Margaret Simmons, 84, traveled from her home in Evergreen last Wednesday to Lumberton to deliver a birthday cake to her brother-in-law. On her way home, she found herself on a dead-end road after checking out a rural paving project near Interstate 74, and when she tried to turn around, her Jeep Cherokee ended up in a pond.

"I was frightened when I saw where I was going because I didn't know there was a pond there," Simmons said. "I went off (the road) and went that way, and I said, 'Oh my God.'"

She frantically tried to call her niece and then 911, but the water was already chest high and rising rapidly. So, she tossed the phone and gathered her strength to kick open the driver's door.

"I was just hollering, telling him, 'Lord, I can't stay in here and drown now, Lord,'" she said. "He gave me the strength that I did not have."

Once she escaped the submerged vehicle, she scrambled onto its roof. There, Simmons stopping hollering at God and began yelling for help.

Hours passed, but no one could see her through the brush surrounding the pond.

"There was so much traffic, you had to wait in between because of the sound,” she said. "I'd cry a while, talk a while and sing 'How Great Thou Art.'"

When night fell, Simmons was still searching for help.

"The stars were shining so pretty on Wednesday night, and you could see the clouds moving past," she said. "I said, 'Lord, please don't send no rain. If you do, we'll go deeper down, and I won't be safe.'"

No rain came, but no rescue either.

On Thursday, she tried a little ingenuity to test how deep the water was in the pond.

"I took off my bra and tied it to the rail on the back and said, 'I'm going to hold on to that and slide off down onto the trailer hook,'" she said.

She couldn't reach the bottom of the pond, so she pulled herself back up and spent a second day on top of her Jeep under a scorching sun. She even used her shoes to scoop water out of the pond to try to cool the roof down.

"I blistered my butt end sitting up there," she said with a laugh. "It was a miserable time."

A couple who live nearby finally heard Simmons screaming for help at about 8 p.m. Thursday – more than 30 hours after she drove into the pond.

A helicopter circled overhead a short time later, and Simmons said she thought it was going to pluck her off the Jeep. Then, a rescue crew came on the ground with a tow rope.

"I said, 'Sir, are you going to hook that to this car and pull it out while I'm still on top of it?'" she said, adding that her rescuers began to laugh. "I thought he was going to roll over in that water when I said that."

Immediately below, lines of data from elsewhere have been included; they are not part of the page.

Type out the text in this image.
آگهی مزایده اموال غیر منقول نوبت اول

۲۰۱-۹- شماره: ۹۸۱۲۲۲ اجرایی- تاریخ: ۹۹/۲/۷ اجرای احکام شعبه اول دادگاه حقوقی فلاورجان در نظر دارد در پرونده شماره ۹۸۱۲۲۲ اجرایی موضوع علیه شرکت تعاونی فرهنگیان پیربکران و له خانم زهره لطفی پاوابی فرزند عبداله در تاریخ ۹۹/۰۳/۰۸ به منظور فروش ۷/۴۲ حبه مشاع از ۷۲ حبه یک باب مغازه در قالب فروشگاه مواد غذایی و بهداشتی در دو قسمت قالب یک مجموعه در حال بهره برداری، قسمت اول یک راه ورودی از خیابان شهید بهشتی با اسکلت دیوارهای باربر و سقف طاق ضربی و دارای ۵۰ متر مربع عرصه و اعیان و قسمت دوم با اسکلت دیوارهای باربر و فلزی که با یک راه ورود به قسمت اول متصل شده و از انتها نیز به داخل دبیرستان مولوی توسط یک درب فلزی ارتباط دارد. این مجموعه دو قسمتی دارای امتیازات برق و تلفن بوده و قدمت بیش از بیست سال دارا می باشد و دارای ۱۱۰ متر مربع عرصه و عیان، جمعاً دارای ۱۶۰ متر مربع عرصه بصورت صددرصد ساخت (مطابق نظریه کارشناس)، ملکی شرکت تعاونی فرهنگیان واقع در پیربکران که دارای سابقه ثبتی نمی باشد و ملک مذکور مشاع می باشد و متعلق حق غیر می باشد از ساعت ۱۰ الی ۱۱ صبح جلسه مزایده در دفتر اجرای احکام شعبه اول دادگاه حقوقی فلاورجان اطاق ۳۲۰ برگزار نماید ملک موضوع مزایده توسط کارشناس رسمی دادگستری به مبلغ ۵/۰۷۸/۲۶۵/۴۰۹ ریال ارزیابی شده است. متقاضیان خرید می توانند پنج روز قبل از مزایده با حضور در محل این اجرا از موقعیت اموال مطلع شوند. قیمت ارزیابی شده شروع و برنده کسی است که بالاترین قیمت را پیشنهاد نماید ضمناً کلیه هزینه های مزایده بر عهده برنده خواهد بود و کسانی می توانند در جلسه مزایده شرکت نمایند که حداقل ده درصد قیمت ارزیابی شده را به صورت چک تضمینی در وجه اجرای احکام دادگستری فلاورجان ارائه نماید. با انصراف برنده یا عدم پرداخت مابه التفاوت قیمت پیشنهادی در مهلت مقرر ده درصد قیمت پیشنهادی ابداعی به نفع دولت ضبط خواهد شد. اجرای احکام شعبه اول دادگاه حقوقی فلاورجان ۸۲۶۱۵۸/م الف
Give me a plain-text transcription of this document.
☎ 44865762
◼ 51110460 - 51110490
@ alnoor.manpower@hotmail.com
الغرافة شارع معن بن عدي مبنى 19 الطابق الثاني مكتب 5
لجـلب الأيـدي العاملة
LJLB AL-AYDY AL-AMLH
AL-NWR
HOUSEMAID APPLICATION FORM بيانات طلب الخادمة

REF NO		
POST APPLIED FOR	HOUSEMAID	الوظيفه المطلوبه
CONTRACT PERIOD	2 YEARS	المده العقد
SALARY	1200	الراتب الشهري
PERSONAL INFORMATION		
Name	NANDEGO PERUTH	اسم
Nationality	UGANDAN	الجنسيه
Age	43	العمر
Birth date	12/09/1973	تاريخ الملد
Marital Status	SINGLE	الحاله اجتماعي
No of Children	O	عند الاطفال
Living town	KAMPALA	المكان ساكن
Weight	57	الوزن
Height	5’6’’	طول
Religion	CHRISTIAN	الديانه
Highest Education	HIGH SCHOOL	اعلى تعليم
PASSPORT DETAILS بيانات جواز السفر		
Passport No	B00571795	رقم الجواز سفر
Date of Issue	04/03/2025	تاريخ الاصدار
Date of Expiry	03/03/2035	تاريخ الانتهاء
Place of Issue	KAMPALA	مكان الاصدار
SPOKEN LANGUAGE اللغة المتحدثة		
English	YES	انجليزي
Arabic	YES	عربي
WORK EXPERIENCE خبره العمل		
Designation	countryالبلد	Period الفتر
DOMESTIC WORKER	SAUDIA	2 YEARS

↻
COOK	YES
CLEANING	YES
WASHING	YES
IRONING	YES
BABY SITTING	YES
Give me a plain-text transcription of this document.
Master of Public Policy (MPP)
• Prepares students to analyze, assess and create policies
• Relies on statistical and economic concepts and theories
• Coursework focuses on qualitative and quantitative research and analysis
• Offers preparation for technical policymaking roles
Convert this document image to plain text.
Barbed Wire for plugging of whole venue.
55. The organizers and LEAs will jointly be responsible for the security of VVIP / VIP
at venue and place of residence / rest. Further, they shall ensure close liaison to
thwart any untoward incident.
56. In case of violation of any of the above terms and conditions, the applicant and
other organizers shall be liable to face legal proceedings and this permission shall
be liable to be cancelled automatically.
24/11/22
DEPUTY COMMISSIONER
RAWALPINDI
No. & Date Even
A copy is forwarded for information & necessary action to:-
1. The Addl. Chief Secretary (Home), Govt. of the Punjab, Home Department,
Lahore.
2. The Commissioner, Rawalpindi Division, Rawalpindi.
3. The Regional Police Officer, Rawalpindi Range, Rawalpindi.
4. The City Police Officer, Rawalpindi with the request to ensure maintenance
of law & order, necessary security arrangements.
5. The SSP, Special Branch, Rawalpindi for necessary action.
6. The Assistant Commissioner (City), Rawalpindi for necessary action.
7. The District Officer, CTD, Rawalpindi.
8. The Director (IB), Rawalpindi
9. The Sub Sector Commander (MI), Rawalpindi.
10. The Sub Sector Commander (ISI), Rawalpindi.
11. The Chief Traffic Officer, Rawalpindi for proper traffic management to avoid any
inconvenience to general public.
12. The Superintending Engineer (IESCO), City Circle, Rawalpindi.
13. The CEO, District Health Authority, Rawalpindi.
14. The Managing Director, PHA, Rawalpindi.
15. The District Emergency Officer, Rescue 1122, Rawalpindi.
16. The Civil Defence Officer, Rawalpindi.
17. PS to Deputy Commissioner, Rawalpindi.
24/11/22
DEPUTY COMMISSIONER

Sunburned, dehydrated with suffering from badly pulled muscles from clambering over her car, she was finally back on dry land.

“I just said, 'Thank you, Jesus. Thank you, Lord.' What a wonderful Lord we have that he watched over me," she said.

Simmons said the only thing that scared her during the ordeal was a large creature that circled her Jeep in the pond. She said she doesn't know if it was an eel, a large catfish or something else.

When her children asked her why she wasn't scared to spend the night alone outside, she said she wasn't really by herself.

"I had God right here with me," she said.